One of the goals of the I3A research group is to develop an AI assistant for the elderly or visually impaired that can be as easy to wear as glasses. Through a camera in the frame and by processing all the information, the AI understands what the person is doing and where they are. The methods being developed would, in the long term, mean that if a person leaves the hob on, the system would warn them to avoid a fire.
First and second prize in Seattle
At the Computer Vision and Pattern Recognition conference in Seattle this summer, they competed to create an AI model that, given a video and a description, would find the part of the video that corresponds to that description. ‘Our AI system tells you where in the video each action takes place,’ they say. So, for example, it could apply to a scene in a movie, ‘Ok Google, go to the scene where the dragon burns down the city’. But, travelling into the future, ‘wearing glasses that record or collect everything we do on a daily basis, we could ask our AI model where I left my house keys. The model would remind us ‘where we last left them’, the two young researchers stress. The proposal led them to win the first prize.
Lorenzo Mur also won second prize for his work, which involved building a model to predict the next action that was going to happen in a video, before having seen it. The aim of the I3A research group is to have an AI system mounted on the glasses themselves. Through a camera in the frame and processing all the information, the AI understands what the person is doing and where they are. With the action anticipation method, this would mean that, if an operator fixing an electrical panel had a fault, the system would warn him or her to avoid a short circuit.
Achieving these awards at the largest international conference on AI and Computer Vision is an important step for young researchers who are facing the pains of PhD life. ‘The current competition in AI research, where it is almost impossible to compete with the big companies like Meta, Google, Amazon... Undoubtedly, receiving an award like this is a motivational boost,’ says Lorenzo Mur.
For Carlos Plou, it was his first experience at this congress and ‘it helped me to realise the impact of our research group.
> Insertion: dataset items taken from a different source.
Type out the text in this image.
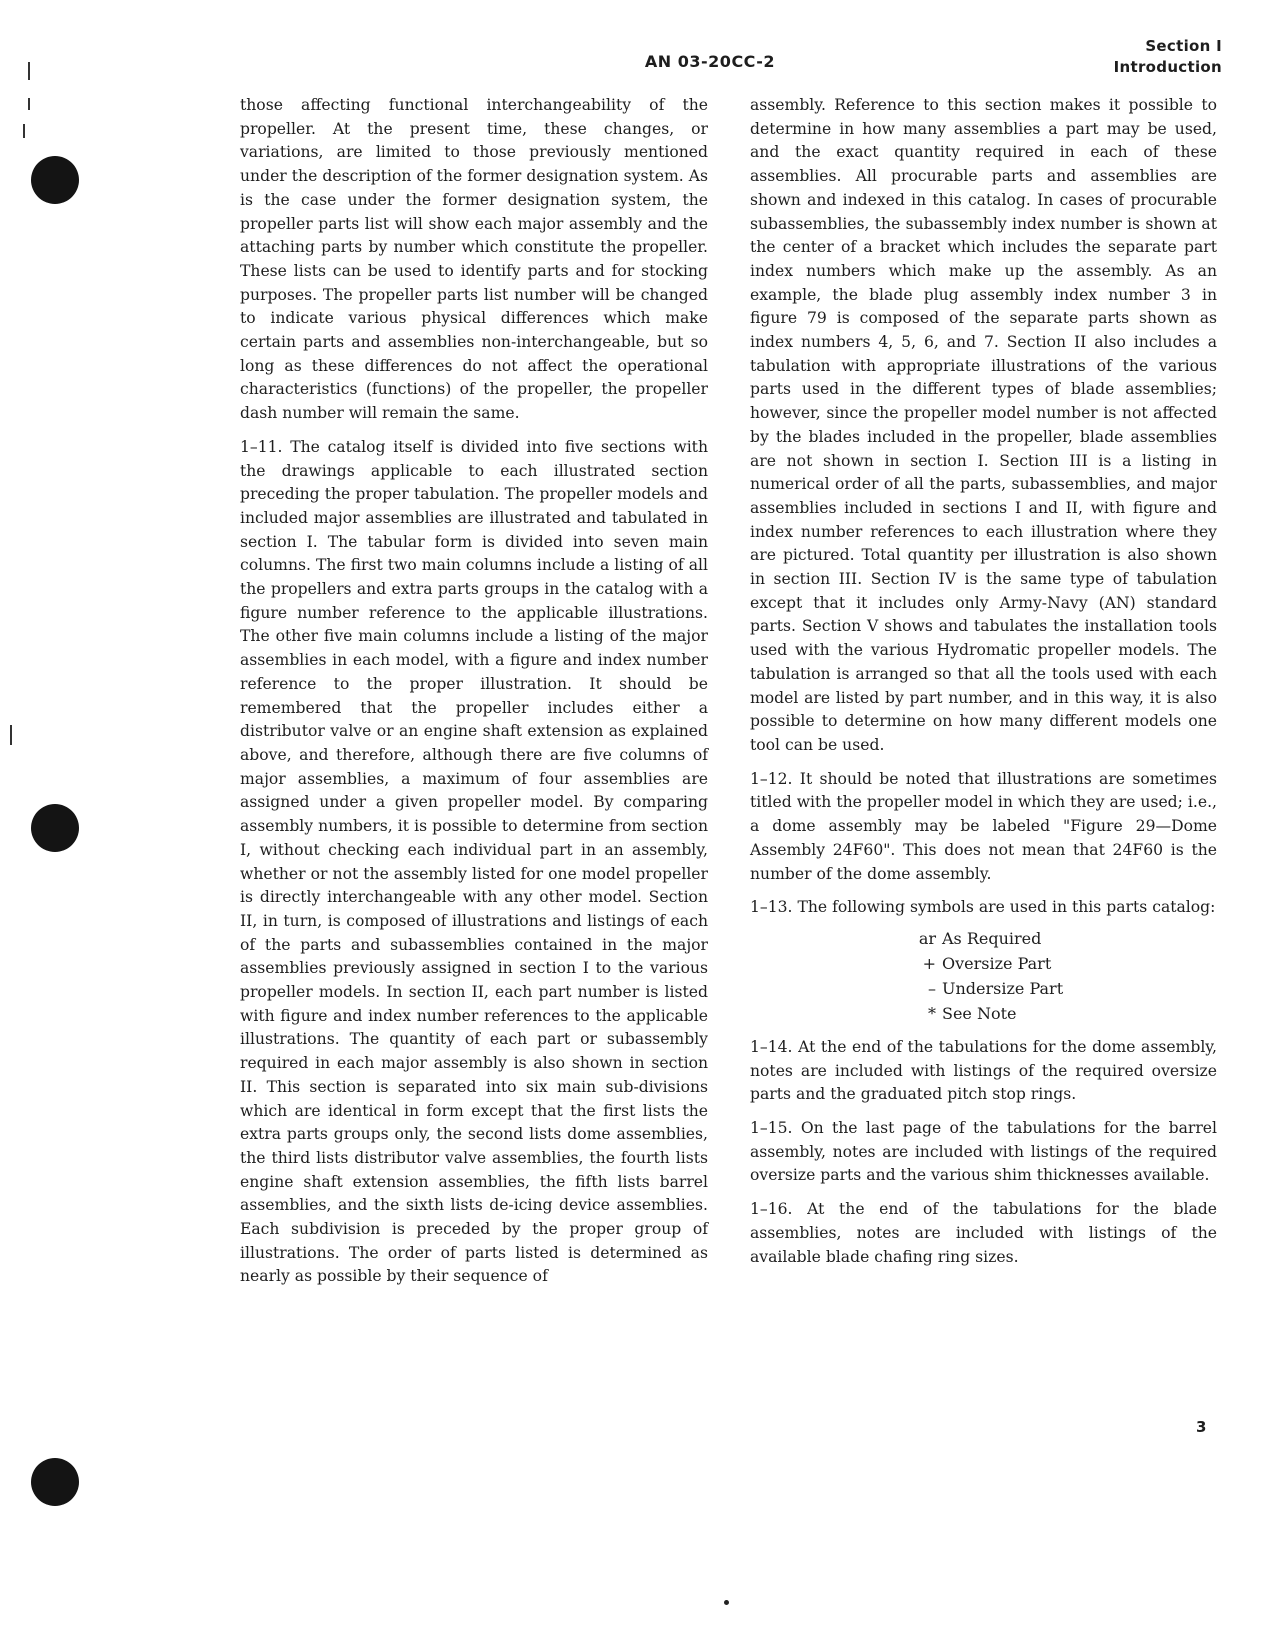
AN 03-20CC-2
Section I
Introduction

those affecting functional interchangeability of the propeller. At the present time, these changes, or variations, are limited to those previously mentioned under the description of the former designation system. As is the case under the former designation system, the propeller parts list will show each major assembly and the attaching parts by number which constitute the propeller. These lists can be used to identify parts and for stocking purposes. The propeller parts list number will be changed to indicate various physical differences which make certain parts and assemblies non-interchangeable, but so long as these differences do not affect the operational characteristics (functions) of the propeller, the propeller dash number will remain the same.

1–11. The catalog itself is divided into five sections with the drawings applicable to each illustrated section preceding the proper tabulation. The propeller models and included major assemblies are illustrated and tabulated in section I. The tabular form is divided into seven main columns. The first two main columns include a listing of all the propellers and extra parts groups in the catalog with a figure number reference to the applicable illustrations. The other five main columns include a listing of the major assemblies in each model, with a figure and index number reference to the proper illustration. It should be remembered that the propeller includes either a distributor valve or an engine shaft extension as explained above, and therefore, although there are five columns of major assemblies, a maximum of four assemblies are assigned under a given propeller model. By comparing assembly numbers, it is possible to determine from section I, without checking each individual part in an assembly, whether or not the assembly listed for one model propeller is directly interchangeable with any other model. Section II, in turn, is composed of illustrations and listings of each of the parts and subassemblies contained in the major assemblies previously assigned in section I to the various propeller models. In section II, each part number is listed with figure and index number references to the applicable illustrations. The quantity of each part or subassembly required in each major assembly is also shown in section II. This section is separated into six main sub-divisions which are identical in form except that the first lists the extra parts groups only, the second lists dome assemblies, the third lists distributor valve assemblies, the fourth lists engine shaft extension assemblies, the fifth lists barrel assemblies, and the sixth lists de-icing device assemblies. Each subdivision is preceded by the proper group of illustrations. The order of parts listed is determined as nearly as possible by their sequence of

assembly. Reference to this section makes it possible to determine in how many assemblies a part may be used, and the exact quantity required in each of these assemblies. All procurable parts and assemblies are shown and indexed in this catalog. In cases of procurable subassemblies, the subassembly index number is shown at the center of a bracket which includes the separate part index numbers which make up the assembly. As an example, the blade plug assembly index number 3 in figure 79 is composed of the separate parts shown as index numbers 4, 5, 6, and 7. Section II also includes a tabulation with appropriate illustrations of the various parts used in the different types of blade assemblies; however, since the propeller model number is not affected by the blades included in the propeller, blade assemblies are not shown in section I. Section III is a listing in numerical order of all the parts, subassemblies, and major assemblies included in sections I and II, with figure and index number references to each illustration where they are pictured. Total quantity per illustration is also shown in section III. Section IV is the same type of tabulation except that it includes only Army-Navy (AN) standard parts. Section V shows and tabulates the installation tools used with the various Hydromatic propeller models. The tabulation is arranged so that all the tools used with each model are listed by part number, and in this way, it is also possible to determine on how many different models one tool can be used.

1–12. It should be noted that illustrations are sometimes titled with the propeller model in which they are used; i.e., a dome assembly may be labeled "Figure 29—Dome Assembly 24F60". This does not mean that 24F60 is the number of the dome assembly.

1–13. The following symbols are used in this parts catalog:

ar As Required
+ Oversize Part
– Undersize Part
* See Note

1–14. At the end of the tabulations for the dome assembly, notes are included with listings of the required oversize parts and the graduated pitch stop rings.

1–15. On the last page of the tabulations for the barrel assembly, notes are included with listings of the required oversize parts and the various shim thicknesses available.

1–16. At the end of the tabulations for the blade assemblies, notes are included with listings of the available blade chafing ring sizes.

3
Working day to day, you don't realise the impact of your professors, but when you go to an event of this magnitude, and people know perfectly well where Zaragoza is and ask you about one of your professors, you are aware of the group you are part of’.
Destination Milan: European Computer Vision Conference
They are currently participating in the European Conference on Computer Vision (ECCV), the second largest international event on computer vision and AI.
Lorenzo Mur presents the work for which he won 2nd prize at the CVPR in collaboration with the University of Catania, Italy.
And Carlos Plou, will present a work on action recognition during sleep in collaboration with Bitbrain and another project to automatically create drone shows, ‘by writing the shape you want to generate, with a model very similar to the one behind ChatGPT in the task of generating images’, says this young engineer. A work he is developing together with another young researcher, Pablo Pueyo, with the support of Stanford University.